Retail players are quite used to taking on huge groups of enemies at once with ease, and one of the biggest surprises in store for Retail players are without a doubt the descent to being mere adventurers when being used to play as heroes of the Horde and the Alliance.
Mobs were balanced quite differently back then, and most classes were unable to take on multiple foes at once and dying while leveling was anything but rare. Not only did the mobs hit much, much harder and had a lot more health, some would also flee and call for aid when you got them to low health. This made it so that pack mobs such as Murlocs are among the most dangerous you will encounter in World of Warcraft Classic, and you better make sure you can finish the target once it gets low before the entire tribe descent upon you.
This tougher leveling experience meant that most classes would have to eat and drink in between most kills, which in on itself might sound crazy to someone who started after the release of Wrath of the Lich King.
1. Server Community
”Wait, World of Warcraft is a Social Game?”
It’s no secret that a lot of players enjoy current World of Warcraft as a kind of pseudo single player experience, as features such as LFR and LFD has made it possible to complete most end game content without speaking to a single player. And cross-realms has to a certain extent removed the incentive to socialize as you rarely see the same player twice in months, at least on most realms.
This is one of the most significant differences between the current game and its Vanilla counterpart, and one of the reasons a lot of players miss the old version of the game.
You’ll have a reputation
Since there were no cross-realm functions, you often ran into the same players, and you could probably name a few of the big players from the best guilds because you always inspected them when you saw them to drool over their epic gear. Some you might have even heard of through word of mouth and nothing else.
This also meant that there were consequences to your actions as people would remember you.
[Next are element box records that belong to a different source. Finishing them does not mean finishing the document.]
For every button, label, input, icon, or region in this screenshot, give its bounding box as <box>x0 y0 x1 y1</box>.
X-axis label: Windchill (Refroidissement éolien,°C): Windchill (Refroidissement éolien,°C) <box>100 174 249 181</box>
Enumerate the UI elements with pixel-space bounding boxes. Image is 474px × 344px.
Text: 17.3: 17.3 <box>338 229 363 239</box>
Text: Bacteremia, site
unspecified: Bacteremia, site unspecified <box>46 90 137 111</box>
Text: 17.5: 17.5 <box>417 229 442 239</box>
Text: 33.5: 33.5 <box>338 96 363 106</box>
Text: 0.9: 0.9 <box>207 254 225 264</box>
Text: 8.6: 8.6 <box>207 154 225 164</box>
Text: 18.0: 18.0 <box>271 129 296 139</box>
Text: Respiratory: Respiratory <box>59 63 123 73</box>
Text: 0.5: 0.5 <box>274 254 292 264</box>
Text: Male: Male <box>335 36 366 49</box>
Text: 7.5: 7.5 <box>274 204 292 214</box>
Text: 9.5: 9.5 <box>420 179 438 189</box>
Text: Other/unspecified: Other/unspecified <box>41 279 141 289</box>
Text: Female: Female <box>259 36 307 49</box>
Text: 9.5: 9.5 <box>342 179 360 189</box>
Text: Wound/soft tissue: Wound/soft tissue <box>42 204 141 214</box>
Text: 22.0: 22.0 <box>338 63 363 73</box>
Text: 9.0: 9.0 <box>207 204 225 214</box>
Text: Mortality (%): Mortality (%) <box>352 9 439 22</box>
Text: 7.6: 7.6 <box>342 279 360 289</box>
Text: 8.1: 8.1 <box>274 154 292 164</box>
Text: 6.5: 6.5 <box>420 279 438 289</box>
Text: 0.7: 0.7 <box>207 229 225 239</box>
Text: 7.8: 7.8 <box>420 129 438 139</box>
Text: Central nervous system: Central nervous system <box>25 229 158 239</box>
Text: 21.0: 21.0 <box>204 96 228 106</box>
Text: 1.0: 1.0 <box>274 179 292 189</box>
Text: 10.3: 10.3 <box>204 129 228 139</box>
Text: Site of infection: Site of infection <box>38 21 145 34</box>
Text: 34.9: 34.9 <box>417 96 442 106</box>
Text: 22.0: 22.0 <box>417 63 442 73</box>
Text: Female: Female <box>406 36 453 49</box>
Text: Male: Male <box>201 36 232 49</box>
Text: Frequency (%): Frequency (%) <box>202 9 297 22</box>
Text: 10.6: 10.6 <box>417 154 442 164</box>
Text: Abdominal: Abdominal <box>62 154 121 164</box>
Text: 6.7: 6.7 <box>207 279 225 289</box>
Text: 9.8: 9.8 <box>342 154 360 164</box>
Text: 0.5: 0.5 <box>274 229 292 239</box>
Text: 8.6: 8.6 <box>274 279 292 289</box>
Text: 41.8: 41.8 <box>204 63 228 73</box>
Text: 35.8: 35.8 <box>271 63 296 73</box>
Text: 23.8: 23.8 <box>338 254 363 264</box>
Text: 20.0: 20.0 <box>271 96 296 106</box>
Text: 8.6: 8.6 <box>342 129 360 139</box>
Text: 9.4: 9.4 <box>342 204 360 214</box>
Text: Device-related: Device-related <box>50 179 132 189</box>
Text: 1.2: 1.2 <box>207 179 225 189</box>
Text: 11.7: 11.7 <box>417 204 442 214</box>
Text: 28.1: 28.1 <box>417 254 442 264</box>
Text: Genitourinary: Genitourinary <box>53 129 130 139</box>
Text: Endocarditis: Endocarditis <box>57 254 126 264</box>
You might become well known as a great tank, or for having a lot of enchanting recipes, or maybe even for being a ninja looter.
Your actions and your reputation would affect your time in Azeroth, for better or for worse.
You’ll make friends in no time
Let us say you want to do a dungeon while leveling. Today you click a button, and after some time you will have a group up and ready to go. You will then be teleported to the dungeon and go on to do a dungeon that requires little to no effort to complete.
Now, let us say you played an Alliance and wanted to do Scarlet Monastery back in Classic World of Warcraft.
You would first have to either return to Ironforge in search of party members or hope that you could find some in the general chat of your current zone. After finding a few members, you might start questing together while looking for the last 1 or 2 members or chat a bit to pass the time.
Once your group was full, you would have to take the flight to Southshore as that was the closest located flight path you would have at the time. Then you would have to travel on foot from Hillsbrad to the northeastern corner of Tirisfal Glades. Then you would finally be ready to do the dungeon which also required more social interaction than today as crowd controlling mobs and planning was quite crucial for a successful run in Vanilla.
Turns out that having to work together in several ways over a few hours is a more effective bonding experience than joining a dungeon through a button.
There is a reason people today can still name a bunch of people from their original Classic World of Warcraft realm, and this is definitely one of them.
Current World of Warcraft and it’s Vanilla iteration are two entirely different games and cater to vastly different play styles. Both games have huge advantages over the other, and there is no ”best version”.
That said, Classic World of Warcraft is sure to bring more than a few nostalgic feelings to people who miss the more social and roleplay oriented game, and the game can’t come soon enough.